Cells are the “building blocks” of life and our bodies. We cannot normally see them because they are far smaller than our eyes can perceive: Ten thousand can fit on the head of a needle pin! A human body contains 37.2 trillion cells. They connect together to create different types of tissues, like your skin, and they can build complex organs like your brain, or your liver. You will need a light microscope to see those tissues. Doctors can look at them and see if the tissue is healthy or affected by a disease. In cancer, cells forget their normal functions and just start to replicate faster. They will look different: their shape and sizes will become more irregular, and their nuclei will be larger.

So what makes those cells act differently?
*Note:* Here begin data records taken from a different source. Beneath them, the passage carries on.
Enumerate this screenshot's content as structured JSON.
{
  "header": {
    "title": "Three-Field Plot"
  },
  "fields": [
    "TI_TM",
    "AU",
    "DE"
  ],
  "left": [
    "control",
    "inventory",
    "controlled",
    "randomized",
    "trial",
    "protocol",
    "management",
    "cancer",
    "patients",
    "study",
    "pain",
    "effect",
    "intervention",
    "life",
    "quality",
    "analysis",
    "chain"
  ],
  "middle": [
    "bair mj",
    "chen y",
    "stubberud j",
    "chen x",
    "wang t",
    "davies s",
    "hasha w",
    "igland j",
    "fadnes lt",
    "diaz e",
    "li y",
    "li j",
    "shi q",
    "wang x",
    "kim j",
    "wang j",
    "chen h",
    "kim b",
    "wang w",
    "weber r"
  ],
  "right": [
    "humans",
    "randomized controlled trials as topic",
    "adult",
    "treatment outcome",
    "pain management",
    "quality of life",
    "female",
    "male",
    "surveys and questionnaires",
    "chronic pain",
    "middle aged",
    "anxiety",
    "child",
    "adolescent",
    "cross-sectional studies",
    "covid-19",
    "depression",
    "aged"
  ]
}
For that, we need to look deeper inside those building blocks, with an instrument called the Electron Microscope.

This coloring book contains images that amazingly enlarge one cell at a time, and can even show the small organelles inside them. It takes thousands of images to verify important information, such as the difference between cancerous and healthy cells.


Electron Microscope

Our software can automatically find and measure cells in many types of light microscope images, and we do so for millions of images of cells and tissues. This answers many questions for biological researchers on how cells interact.

But, to learn more about why certain cells behave the way they do, we need to zoom in deeper, to the nanometer scale (a single hair is 80,000 nanometers thick!). At this scale, we can see details inside our cells, such as the organelles that regulate them, or the connections they make with neighboring cells. Those details are so small, that we cannot see them with normal light. Instead, we need a beam of electrons to create an image. These are the Electron Microscope images in this book. The first thing you will notice is the incredible amount of detail. The second: we can’t see this in color. The electrons only create a scattered black and white image of the cell.
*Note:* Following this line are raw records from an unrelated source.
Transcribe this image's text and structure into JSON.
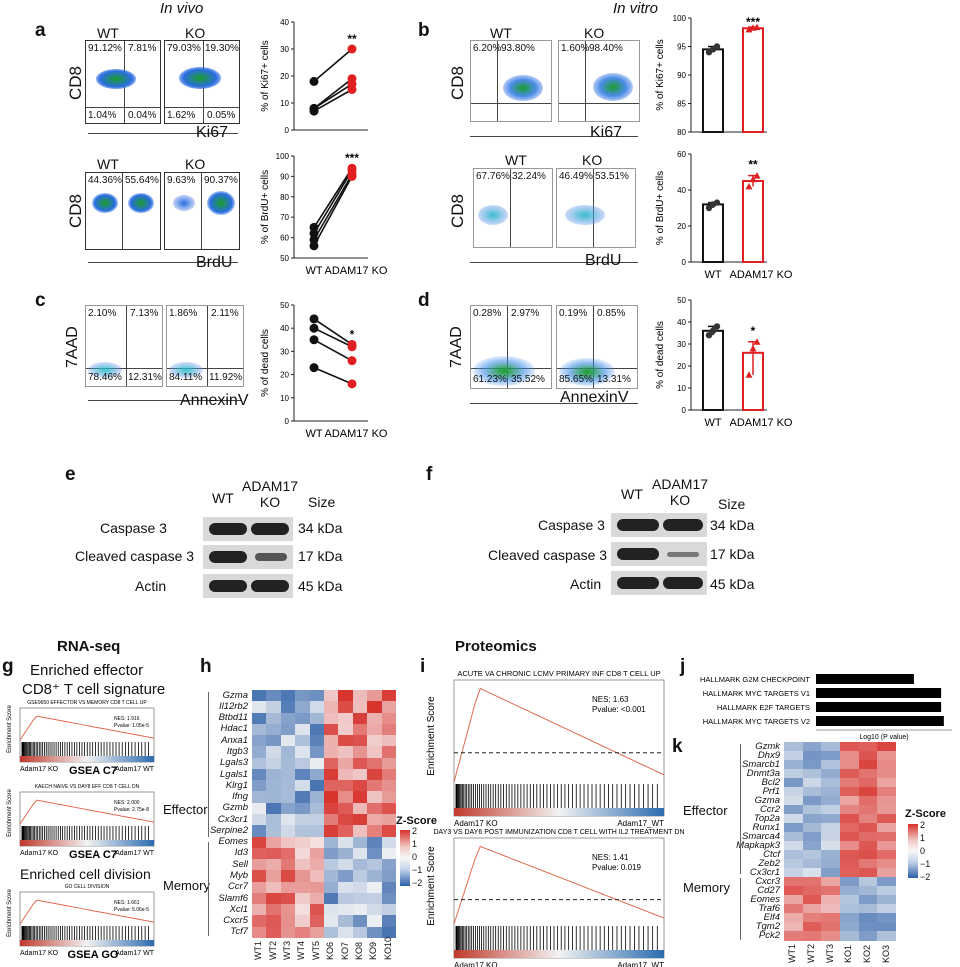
{
  "header": {
    "in_vivo": "In vivo",
    "in_vitro": "In vitro"
  },
  "panels": {
    "a": "a",
    "b": "b",
    "c": "c",
    "d": "d",
    "e": "e",
    "f": "f",
    "g": "g",
    "h": "h",
    "i": "i",
    "j": "j",
    "k": "k"
  },
  "flow": {
    "a_ki67": {
      "wt_label": "WT",
      "ko_label": "KO",
      "y_axis": "CD8",
      "x_axis": "Ki67",
      "wt": [
        "91.12%",
        "7.81%",
        "1.04%",
        "0.04%"
      ],
      "ko": [
        "79.03%",
        "19.30%",
        "1.62%",
        "0.05%"
      ]
    },
    "a_brdu": {
      "wt_label": "WT",
      "ko_label": "KO",
      "y_axis": "CD8",
      "x_axis": "BrdU",
      "wt": [
        "44.36%",
        "55.64%"
      ],
      "ko": [
        "9.63%",
        "90.37%"
      ]
    },
    "b_ki67": {
      "wt_label": "WT",
      "ko_label": "KO",
      "y_axis": "CD8",
      "x_axis": "Ki67",
      "wt": [
        "6.20%",
        "93.80%"
      ],
      "ko": [
        "1.60%",
        "98.40%"
      ]
    },
    "b_brdu": {
      "wt_label": "WT",
      "ko_label": "KO",
      "y_axis": "CD8",
      "x_axis": "BrdU",
      "wt": [
        "67.76%",
        "32.24%"
      ],
      "ko": [
        "46.49%",
        "53.51%"
      ]
    },
    "c": {
      "y_axis": "7AAD",
      "x_axis": "AnnexinV",
      "wt": [
        "2.10%",
        "7.13%",
        "78.46%",
        "12.31%"
      ],
      "ko": [
        "1.86%",
        "2.11%",
        "84.11%",
        "11.92%"
      ]
    },
    "d": {
      "y_axis": "7AAD",
      "x_axis": "AnnexinV",
      "wt": [
        "0.28%",
        "2.97%",
        "61.23%",
        "35.52%"
      ],
      "ko": [
        "0.19%",
        "0.85%",
        "85.65%",
        "13.31%"
      ]
    }
  },
  "chart_data": [
    {
      "id": "a_ki67_paired",
      "type": "scatter",
      "ylabel": "% of Ki67+ cells",
      "ylim": [
        0,
        40
      ],
      "yticks": [
        "0",
        "10",
        "20",
        "30",
        "40"
      ],
      "significance": "**",
      "pairs": [
        [
          18,
          30
        ],
        [
          8,
          19
        ],
        [
          8,
          17
        ],
        [
          7,
          15
        ]
      ]
    },
    {
      "id": "a_brdu_paired",
      "type": "scatter",
      "ylabel": "% of BrdU+ cells",
      "ylim": [
        50,
        100
      ],
      "yticks": [
        "50",
        "60",
        "70",
        "80",
        "90",
        "100"
      ],
      "significance": "***",
      "categories": [
        "WT",
        "ADAM17 KO"
      ],
      "pairs": [
        [
          65,
          94
        ],
        [
          62,
          93
        ],
        [
          59,
          91
        ],
        [
          56,
          90
        ]
      ]
    },
    {
      "id": "b_ki67_bar",
      "type": "bar",
      "ylabel": "% of Ki67+ cells",
      "ylim": [
        80,
        100
      ],
      "yticks": [
        "80",
        "85",
        "90",
        "95",
        "100"
      ],
      "significance": "***",
      "categories": [
        "WT",
        "ADAM17 KO"
      ],
      "values": [
        94.5,
        98.2
      ],
      "points": [
        [
          94.0,
          94.5,
          95.0
        ],
        [
          98.0,
          98.3,
          98.4
        ]
      ]
    },
    {
      "id": "b_brdu_bar",
      "type": "bar",
      "ylabel": "% of BrdU+ cells",
      "ylim": [
        0,
        60
      ],
      "yticks": [
        "0",
        "20",
        "40",
        "60"
      ],
      "significance": "**",
      "categories": [
        "WT",
        "ADAM17 KO"
      ],
      "values": [
        32,
        45
      ],
      "points": [
        [
          30,
          32,
          33
        ],
        [
          42,
          46,
          48
        ]
      ]
    },
    {
      "id": "c_paired",
      "type": "scatter",
      "ylabel": "% of dead cells",
      "ylim": [
        0,
        50
      ],
      "yticks": [
        "0",
        "10",
        "20",
        "30",
        "40",
        "50"
      ],
      "significance": "*",
      "categories": [
        "WT",
        "ADAM17 KO"
      ],
      "pairs": [
        [
          44,
          33
        ],
        [
          40,
          32
        ],
        [
          35,
          26
        ],
        [
          23,
          16
        ]
      ]
    },
    {
      "id": "d_bar",
      "type": "bar",
      "ylabel": "% of dead cells",
      "ylim": [
        0,
        50
      ],
      "yticks": [
        "0",
        "10",
        "20",
        "30",
        "40",
        "50"
      ],
      "significance": "*",
      "categories": [
        "WT",
        "ADAM17 KO"
      ],
      "values": [
        36,
        26
      ],
      "points": [
        [
          34,
          36,
          38
        ],
        [
          16,
          28,
          31
        ]
      ]
    },
    {
      "id": "j_bar",
      "type": "bar",
      "xlabel": "Log10 (P value)",
      "categories": [
        "HALLMARK G2M CHECKPOINT",
        "HALLMARK MYC TARGETS V1",
        "HALLMARK E2F TARGETS",
        "HALLMARK MYC TARGETS V2"
      ],
      "values": [
        7.2,
        9.2,
        9.2,
        9.4
      ]
    }
  ],
  "blots": {
    "e": {
      "wt": "WT",
      "ko": "ADAM17\nKO",
      "size": "Size",
      "rows": [
        {
          "label": "Caspase 3",
          "kda": "34 kDa"
        },
        {
          "label": "Cleaved caspase 3",
          "kda": "17 kDa"
        },
        {
          "label": "Actin",
          "kda": "45 kDa"
        }
      ]
    },
    "f": {
      "wt": "WT",
      "ko": "ADAM17\nKO",
      "size": "Size",
      "rows": [
        {
          "label": "Caspase 3",
          "kda": "34 kDa"
        },
        {
          "label": "Cleaved caspase 3",
          "kda": "17 kDa"
        },
        {
          "label": "Actin",
          "kda": "45 kDa"
        }
      ]
    }
  },
  "rnaseq": {
    "title": "RNA-seq",
    "subtitle1": "Enriched effector",
    "subtitle2": "CD8⁺ T cell signature",
    "plots": [
      {
        "set": "GSE9650 EFFECTOR VS MEMORY CD8 T CELL UP",
        "nes": "NES: 1.916",
        "pval": "Pvalue: 1.05e-5",
        "left": "Adam17 KO",
        "mid": "GSEA C7",
        "right": "Adam17 WT"
      },
      {
        "set": "KAECH NAIVE VS DAY8 EFF CD8 T CELL DN",
        "nes": "NES: 2.000",
        "pval": "Pvalue: 2.75e-8",
        "left": "Adam17 KO",
        "mid": "GSEA C7",
        "right": "Adam17 WT"
      },
      {
        "set": "GO CELL DIVISION",
        "nes": "NES: 1.661",
        "pval": "Pvalue: 5.06e-5",
        "left": "Adam17 KO",
        "mid": "GSEA GO",
        "right": "Adam17 WT"
      }
    ],
    "division_title": "Enriched cell division",
    "ylabel": "Enrichment Score"
  },
  "heatmap_h": {
    "genes": [
      "Gzma",
      "Il12rb2",
      "Btbd11",
      "Hdac1",
      "Anxa1",
      "Itgb3",
      "Lgals3",
      "Lgals1",
      "Klrg1",
      "Ifng",
      "Gzmb",
      "Cx3cr1",
      "Serpine2",
      "Eomes",
      "Id3",
      "Sell",
      "Myb",
      "Ccr7",
      "Slamf6",
      "Xcl1",
      "Cxcr5",
      "Tcf7"
    ],
    "samples": [
      "WT1",
      "WT2",
      "WT3",
      "WT4",
      "WT5",
      "KO6",
      "KO7",
      "KO8",
      "KO9",
      "KO10"
    ],
    "effector": "Effector",
    "memory": "Memory",
    "legend_title": "Z-Score",
    "legend_ticks": [
      "2",
      "1",
      "0",
      "−1",
      "−2"
    ]
  },
  "proteomics": {
    "title": "Proteomics",
    "plots": [
      {
        "set": "ACUTE VA CHRONIC LCMV PRIMARY INF CD8 T CELL UP",
        "nes": "NES: 1.63",
        "pval": "Pvalue: <0.001",
        "left": "Adam17 KO",
        "right": "Adam17_WT"
      },
      {
        "set": "DAY3 VS DAY6 POST IMMUNIZATION  CD8 T CELL WITH IL2 TREATMENT  DN",
        "nes": "NES: 1.41",
        "pval": "Pvalue: 0.019",
        "left": "Adam17 KO",
        "right": "Adam17_WT"
      }
    ],
    "ylabel": "Enrichment Score"
  },
  "heatmap_k": {
    "genes": [
      "Gzmk",
      "Dhx9",
      "Smarcb1",
      "Dnmt3a",
      "Bcl2",
      "Prf1",
      "Gzma",
      "Ccr2",
      "Top2a",
      "Runx1",
      "Smarca4",
      "Mapkapk3",
      "Ctcf",
      "Zeb2",
      "Cx3cr1",
      "Cxcr3",
      "Cd27",
      "Eomes",
      "Traf6",
      "Elf4",
      "Tgm2",
      "Pck2"
    ],
    "samples": [
      "WT1",
      "WT2",
      "WT3",
      "KO1",
      "KO2",
      "KO3"
    ],
    "effector": "Effector",
    "memory": "Memory",
    "legend_title": "Z-Score",
    "legend_ticks": [
      "2",
      "1",
      "0",
      "−1",
      "−2"
    ]
  },
  "colors": {
    "wt": "#111111",
    "ko": "#e02020",
    "hm_red": "#d7302a",
    "hm_blue": "#2b5ea7"
  }
}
In every experiment, OHSU researchers generate thousands of electron microscope images revealing detailed features inside cells. But even the best computer algorithms can’t trace the intricate shapes that are plainly visible to the human eye. The researchers must trace the objects by hand before they can use the images to build 3-D models of the structures and functions that drive cancer. Researchers need more sets of eyes to keep up with the work!

What happens with the images?

Cell images that are hand-colored and returned will help scientists at OHSU who are developing microscopy methods and quantitative data sets with support from the National Cancer Institute and the Prospect Creek Foundation.
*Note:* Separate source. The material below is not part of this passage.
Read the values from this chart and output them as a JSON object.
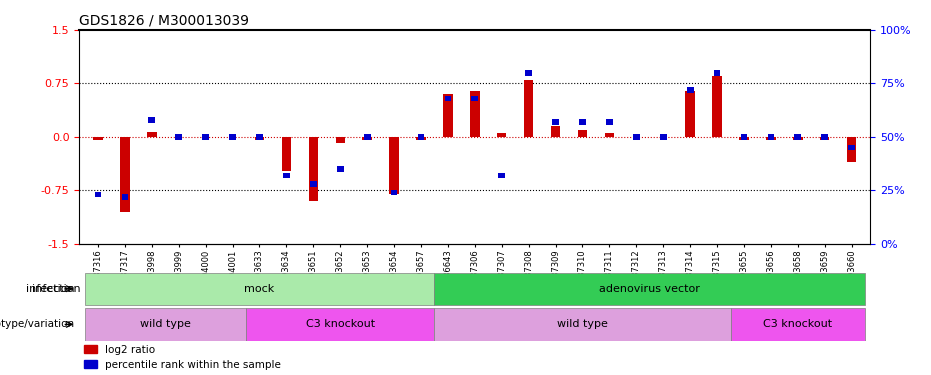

Once you have uploaded the colored image and shared it on social media under the hashtag #color4cancer, we immediately retrieve it for processing in our analysis pipeline. This includes some basic image corrections: For example if the picture was taken at an angle, we use the markers at the corners to help warp it back to the original. We then analyze the colored regions from many nanoQuill artists on the same image, and combine them into consistent patterns. Now your work starts to pay off! We use those regions to guide edge detection algorithms to refine the position of the object edges, in other words: correcting for a little imprecision in our joint coloring and picture-taking process. The beauty of the method is that we combined the pattern recognition of your eye and brain, with a little bit of software to get sub-pixel precise edge locations.

Those results can be used to generate 3D models and quantitative measurements for the research done at OHSU – right now. With the measurements, biologist can better understand how tumor biology works, and what the precise differences are between normal cells and cancer cells at the nano scale. That knowledge will help them find new targets for drug therapies, design better treatment strategies, and hopefully save lives.

As a next step, Qi and the Computational Biologists at OHSU will use the same data to develop and train a future solution using deep learning algorithms. The training data from this initiative will also be open and accessible to anyone, such as other universities that want to develop new software of their own.